Thursday, January 18, 2007

BEST-YET CHOCOLATE CAKE
Under commission to research and write about "making the perfect chocolate cake", I've been living, dreaming and perspiring chocolate cake for the last fortnight. After hours poring over recipes and making a shortlist, at the weekend I managed to make my two finalists for the title of Perfect Chocolate Cake.
Finalist no1 (above) was a recipe belonging to a friend of the family, using a combination of yoghurt and sunflower oil. Having made Nigella's sour cream chocolate cake last year, I was hoping this new recipe would produce a slightly lighter, less intense cake. I swapped the yoghurt for half-fat creme fraiche (which I had leftover from chilli, in any case). After two trips to the shop (forgot the cocoa the first time), I blended everything in the food processor, and put it in the oven. An hour and a half? I was dubious, and checked after thirty minutes. The cake was black on top. Much cursing and oven-fanning later, the middle was cooked, and the edges were blackened. I took a knife to it on the wire rack, and sawed off the black.

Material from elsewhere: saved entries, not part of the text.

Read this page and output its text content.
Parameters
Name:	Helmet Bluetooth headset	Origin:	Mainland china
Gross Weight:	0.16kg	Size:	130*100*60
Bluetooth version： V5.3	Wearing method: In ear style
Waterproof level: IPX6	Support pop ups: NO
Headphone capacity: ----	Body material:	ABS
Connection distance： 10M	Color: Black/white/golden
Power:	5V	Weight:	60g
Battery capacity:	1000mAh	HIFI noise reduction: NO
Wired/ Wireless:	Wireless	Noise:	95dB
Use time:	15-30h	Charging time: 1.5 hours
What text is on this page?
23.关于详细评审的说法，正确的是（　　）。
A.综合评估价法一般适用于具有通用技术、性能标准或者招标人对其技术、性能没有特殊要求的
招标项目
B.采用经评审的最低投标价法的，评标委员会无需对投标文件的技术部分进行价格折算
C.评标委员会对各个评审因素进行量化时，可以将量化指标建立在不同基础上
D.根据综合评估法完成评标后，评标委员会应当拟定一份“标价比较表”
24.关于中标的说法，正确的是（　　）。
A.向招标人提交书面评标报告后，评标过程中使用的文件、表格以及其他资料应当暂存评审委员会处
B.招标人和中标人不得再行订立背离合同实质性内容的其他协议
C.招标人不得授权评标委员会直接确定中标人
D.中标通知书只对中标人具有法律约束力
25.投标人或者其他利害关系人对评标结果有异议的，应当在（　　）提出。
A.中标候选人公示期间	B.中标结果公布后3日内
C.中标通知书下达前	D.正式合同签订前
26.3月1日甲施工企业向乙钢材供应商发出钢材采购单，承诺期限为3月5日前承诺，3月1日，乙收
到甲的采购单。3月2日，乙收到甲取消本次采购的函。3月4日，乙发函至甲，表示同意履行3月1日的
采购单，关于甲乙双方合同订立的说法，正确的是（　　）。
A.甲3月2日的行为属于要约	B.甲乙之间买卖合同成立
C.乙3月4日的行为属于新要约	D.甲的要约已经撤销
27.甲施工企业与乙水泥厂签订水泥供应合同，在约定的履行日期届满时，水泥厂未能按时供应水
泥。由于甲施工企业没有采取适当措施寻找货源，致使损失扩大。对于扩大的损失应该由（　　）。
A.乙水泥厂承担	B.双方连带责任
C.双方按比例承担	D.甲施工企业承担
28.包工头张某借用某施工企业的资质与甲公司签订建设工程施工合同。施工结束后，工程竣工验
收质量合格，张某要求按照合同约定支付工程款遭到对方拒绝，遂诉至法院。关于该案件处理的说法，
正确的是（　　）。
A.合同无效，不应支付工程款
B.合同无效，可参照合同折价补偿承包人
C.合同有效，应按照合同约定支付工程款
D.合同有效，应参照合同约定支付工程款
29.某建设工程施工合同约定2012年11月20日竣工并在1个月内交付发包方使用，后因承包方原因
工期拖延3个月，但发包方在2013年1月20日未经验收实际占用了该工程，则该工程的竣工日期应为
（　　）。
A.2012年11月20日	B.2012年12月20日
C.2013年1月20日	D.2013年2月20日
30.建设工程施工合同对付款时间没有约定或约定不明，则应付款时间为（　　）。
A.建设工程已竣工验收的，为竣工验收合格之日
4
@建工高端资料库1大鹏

It came out okay. In fact, a lot better than okay. The texture was heavy and moist, and the chocolate flavour was excellent. Two things could improve it: one, being spiked and drizzled with a thin coffee syrup as it came out of the oven (like my fabulous lemon cake), and two, being smeared with a milk chocolate ganache. The dark chocolate ganache I chose (an addict to the core, me) was a little bitter.

Finalist no2 fared better. I decided to do a traditional cocoa-flavoured sponge. I inspected recipes by Delia, Mary Berry and Sophie Grigson. Then I decided to make up my own. Basing it on the wonderful lemon cake that always turns out fluffy, I whizzed cocoa, flour, eggs, marg and milk in a food processor and threw it into the oven. It took me 10 minutes. 30 minutes later, the cake was cooked and cooling. I warmed 4floz of cream in a saucepan and melted 4oz of Galaxy chocolate in it. Then I put this into the fridge, and waited impatiently to assemble. Instead of waiting for the ganache to cool properly, I poured it over the cake until it was dripping onto the plate.

Despite the drippy ganache, the result was heavenly. I'd only made one half, since we'd already eaten enough chocolate cake to feed a large family, and nextdoor had received groaning platefuls. Next time I need a chocolate cake, this is the one I'll be making. Medium fat, light and fluffy, relatively easy on the waistline. Perfect!

PERFECT CHOCOLATE CAKE

8oz self-raising flour
3tbsp cocoa
2tsp baking powder
8oz margarine
8oz caster sugar
4 eggs, beaten
10tbsp milk

Method:
Sieve the first three ingredients into a bowl (or processor bowl), then add the margarine, caster sugar, beaten eggs, and milk, and beat until combined. Tip into two well-greased 8” round baking tins, and bake at 160 degrees C for about 50 minutes. Test with a skewer – when it comes out of the cake clean, the cake is done. Cool on a wire rack, and finish with icing of your choice.